Waynesburg University held a Mock Emergency Training Session Tuesday, Nov. 7, in the Paul R. Stewart Science Hall to provide an experiential learning opportunity for senior nursing students. The training session, held between 1 p.m. and 3 p.m., was for students in the Clinical Prevention and Population Health course (NUR 419) to prepare them for an emergency situation in a hospital setting.
The original idea for the Mock Emergency Training Session was from Dr. Kathy Stolfer, associate professor of Nursing. Stolfer came up with the idea in August after learning from a medical resource about the importance of training health care workers in this manner.
“One of the things that has been documented throughout the literature is that health care professionals are very much at risk for being harmed or killed,” Stolfer said. “Particularly, [emergency rooms] are big areas where incidents do happen…unfortunately we have to prepare for the new norm because this can happen anywhere.”
The critical incident scenario was set up in the Simulation Lab to replicate an emergency room setting. It combined both an active shooter and a workplace-violence incident. Stolfer worked alongside Eve Weaver, Simulation Lab coordinator, who agreed on the importance of the event.
“We need to prepare them for what could happen, what’s going to happen or what they might see,” Weaver said. “We think about these incidents as all happening at a church or happening at a concert, but we never stop and think about what’s happening in a healthcare setting.”
Another layer of the event was the collaborative effort between the Nursing Department, Criminal Justice Department, Department of Communication, local police and University Relations.
James Tanda, director of Security Operations and Emergency Management, was a lead facilitator in representing the Criminal Justice Department. Stolfer reached out to Tanda when she first came up with the idea and began to conceptualize the entire operation.
“This event was about educating senior nursing students who experience, unfortunately, violence and things like this on the job, and we wanted to bring this practical experience to them,” said Tanda. “We also wanted our criminal justice students to participate for them to collaborate.”
To get criminal justice students involved, Tanda chose five students from the department to simulate victims for the nursing students, while also giving them a chance to observe law enforcement officials in action.
“The students get a chance to work in a high-stress environment where real police are responding, and simulated victims are shot, including themselves, and they get a chance to get a different perspective,” Tanda said.
After planning for the event had commenced, Stolfer and Tanda quickly involved Stacey Brodak, vice president for Institutional Advancement and University Relations. Upon hearing about it, she immediately started thinking big-picture.
“We wanted to make sure that students, faculty and even the surrounding community would not be concerned if they saw the police cars showing up on campus,” Brodak said.

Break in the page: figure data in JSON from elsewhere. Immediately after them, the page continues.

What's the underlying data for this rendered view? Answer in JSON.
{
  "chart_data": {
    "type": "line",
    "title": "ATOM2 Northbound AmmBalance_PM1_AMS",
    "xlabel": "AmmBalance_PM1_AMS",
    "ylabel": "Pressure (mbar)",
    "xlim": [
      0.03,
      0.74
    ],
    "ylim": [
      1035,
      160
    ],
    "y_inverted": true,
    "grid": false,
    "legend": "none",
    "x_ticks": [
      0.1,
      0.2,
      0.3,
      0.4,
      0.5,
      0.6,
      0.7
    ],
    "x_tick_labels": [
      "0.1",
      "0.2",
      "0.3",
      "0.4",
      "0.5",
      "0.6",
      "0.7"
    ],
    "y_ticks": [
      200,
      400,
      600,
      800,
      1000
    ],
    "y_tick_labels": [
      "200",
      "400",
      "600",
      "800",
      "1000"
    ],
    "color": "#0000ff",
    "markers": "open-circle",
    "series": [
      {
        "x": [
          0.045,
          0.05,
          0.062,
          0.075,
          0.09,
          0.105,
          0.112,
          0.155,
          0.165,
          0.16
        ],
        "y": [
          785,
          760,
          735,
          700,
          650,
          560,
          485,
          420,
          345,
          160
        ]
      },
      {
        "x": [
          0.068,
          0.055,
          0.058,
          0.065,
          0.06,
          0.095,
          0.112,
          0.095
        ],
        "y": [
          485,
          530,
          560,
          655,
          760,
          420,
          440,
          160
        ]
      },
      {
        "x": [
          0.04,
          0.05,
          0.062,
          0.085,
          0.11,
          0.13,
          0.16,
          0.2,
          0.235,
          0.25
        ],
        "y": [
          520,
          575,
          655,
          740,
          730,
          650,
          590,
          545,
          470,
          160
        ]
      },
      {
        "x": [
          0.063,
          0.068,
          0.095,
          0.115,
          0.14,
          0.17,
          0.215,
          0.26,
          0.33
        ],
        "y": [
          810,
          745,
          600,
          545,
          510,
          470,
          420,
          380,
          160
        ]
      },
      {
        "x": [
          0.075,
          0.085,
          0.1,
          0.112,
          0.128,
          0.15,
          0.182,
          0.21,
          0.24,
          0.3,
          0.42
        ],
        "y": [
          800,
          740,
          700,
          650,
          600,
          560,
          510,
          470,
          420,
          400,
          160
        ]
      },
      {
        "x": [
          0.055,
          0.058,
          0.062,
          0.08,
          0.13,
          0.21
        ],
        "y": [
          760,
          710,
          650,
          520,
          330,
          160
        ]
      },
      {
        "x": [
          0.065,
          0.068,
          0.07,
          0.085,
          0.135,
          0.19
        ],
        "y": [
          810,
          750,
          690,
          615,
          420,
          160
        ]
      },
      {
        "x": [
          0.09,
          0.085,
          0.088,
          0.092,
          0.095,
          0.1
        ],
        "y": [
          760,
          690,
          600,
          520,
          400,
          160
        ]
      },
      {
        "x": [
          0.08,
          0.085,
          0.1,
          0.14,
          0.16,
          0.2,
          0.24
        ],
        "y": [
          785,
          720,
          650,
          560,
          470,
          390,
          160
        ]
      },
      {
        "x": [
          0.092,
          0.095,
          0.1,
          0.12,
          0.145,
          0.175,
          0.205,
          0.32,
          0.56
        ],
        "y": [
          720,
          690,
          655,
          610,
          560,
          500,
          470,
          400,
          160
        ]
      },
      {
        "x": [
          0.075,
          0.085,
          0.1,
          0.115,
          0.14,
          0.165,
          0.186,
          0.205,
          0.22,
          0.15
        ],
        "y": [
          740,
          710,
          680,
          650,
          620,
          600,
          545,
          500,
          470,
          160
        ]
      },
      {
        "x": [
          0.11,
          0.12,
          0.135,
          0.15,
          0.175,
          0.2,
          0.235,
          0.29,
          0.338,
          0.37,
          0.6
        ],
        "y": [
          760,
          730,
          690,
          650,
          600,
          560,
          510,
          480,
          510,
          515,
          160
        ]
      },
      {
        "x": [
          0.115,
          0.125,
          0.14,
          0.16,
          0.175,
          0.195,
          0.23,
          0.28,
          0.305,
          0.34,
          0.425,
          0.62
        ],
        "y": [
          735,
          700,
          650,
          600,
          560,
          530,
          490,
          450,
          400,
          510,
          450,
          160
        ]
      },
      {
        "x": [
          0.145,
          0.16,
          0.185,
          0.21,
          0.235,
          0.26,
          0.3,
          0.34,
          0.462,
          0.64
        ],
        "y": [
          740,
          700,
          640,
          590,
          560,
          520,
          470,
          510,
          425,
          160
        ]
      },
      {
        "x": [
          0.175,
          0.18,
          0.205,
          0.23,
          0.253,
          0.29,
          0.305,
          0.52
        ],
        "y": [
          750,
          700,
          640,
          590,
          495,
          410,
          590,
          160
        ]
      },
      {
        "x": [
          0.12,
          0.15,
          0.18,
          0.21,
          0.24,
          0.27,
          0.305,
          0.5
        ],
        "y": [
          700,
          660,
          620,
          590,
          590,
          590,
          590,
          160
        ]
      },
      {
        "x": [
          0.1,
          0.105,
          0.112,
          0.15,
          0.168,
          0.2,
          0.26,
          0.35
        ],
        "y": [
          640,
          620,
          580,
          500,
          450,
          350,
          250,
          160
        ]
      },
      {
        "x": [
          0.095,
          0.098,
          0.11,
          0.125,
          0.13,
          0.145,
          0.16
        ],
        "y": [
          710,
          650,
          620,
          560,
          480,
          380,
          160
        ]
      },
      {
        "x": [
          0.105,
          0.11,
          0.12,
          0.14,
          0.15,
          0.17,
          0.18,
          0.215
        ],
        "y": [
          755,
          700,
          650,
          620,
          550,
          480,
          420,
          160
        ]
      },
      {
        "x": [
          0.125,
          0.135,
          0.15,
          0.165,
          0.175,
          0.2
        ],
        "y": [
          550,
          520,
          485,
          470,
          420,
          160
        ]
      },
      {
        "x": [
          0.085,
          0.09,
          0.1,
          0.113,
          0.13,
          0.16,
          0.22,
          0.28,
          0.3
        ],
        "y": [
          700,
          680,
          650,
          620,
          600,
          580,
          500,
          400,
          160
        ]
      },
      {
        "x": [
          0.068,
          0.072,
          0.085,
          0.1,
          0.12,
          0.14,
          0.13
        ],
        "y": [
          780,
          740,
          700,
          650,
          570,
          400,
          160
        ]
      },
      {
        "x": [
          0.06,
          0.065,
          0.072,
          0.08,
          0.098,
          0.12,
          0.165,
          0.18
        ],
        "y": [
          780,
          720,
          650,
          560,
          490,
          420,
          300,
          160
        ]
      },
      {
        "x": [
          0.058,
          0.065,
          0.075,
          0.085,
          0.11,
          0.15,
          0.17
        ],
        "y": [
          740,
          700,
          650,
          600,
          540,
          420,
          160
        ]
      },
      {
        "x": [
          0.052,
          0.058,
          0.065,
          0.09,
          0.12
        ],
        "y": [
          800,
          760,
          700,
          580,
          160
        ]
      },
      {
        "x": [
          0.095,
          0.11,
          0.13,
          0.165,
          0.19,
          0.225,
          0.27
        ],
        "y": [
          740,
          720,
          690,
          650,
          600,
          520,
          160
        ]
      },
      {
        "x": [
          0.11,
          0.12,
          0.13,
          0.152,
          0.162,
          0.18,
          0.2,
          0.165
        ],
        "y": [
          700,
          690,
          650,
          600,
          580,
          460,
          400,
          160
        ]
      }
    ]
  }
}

As a precaution, students were alerted via e-mail and the university alert system, e2campus, that the Mock Emergency Training Exercise would be taking place. For Brodak, there were two components of the event: “You had the internal piece that was the people involved in the simulation, and then there was the communication externally just so everybody knew it was a drill,” she said.
It was also Brodak’s idea to invite Department of Communication students to benefit from the mock press conference after the simulation and debriefing sessions were over. However, despite the participation from the other departments, the day, according to Tanda, was for the nursing students and their preparation for potentially violent situations.
“No campus, no hospital [and] no workplace is immune from this or safe from [violence],” said Tanda. “Although we practice and pray for the best, we prepare for the worst. We are doing our part to make sure we are ready in case anything like this were to happen, but in light of Las Vegas, the Baptist church in Texas and other attacks this past year, there is no better time to prepare than now.”
Editor’s Note: Teghan Simonton and Luke Goodling contributed to this report.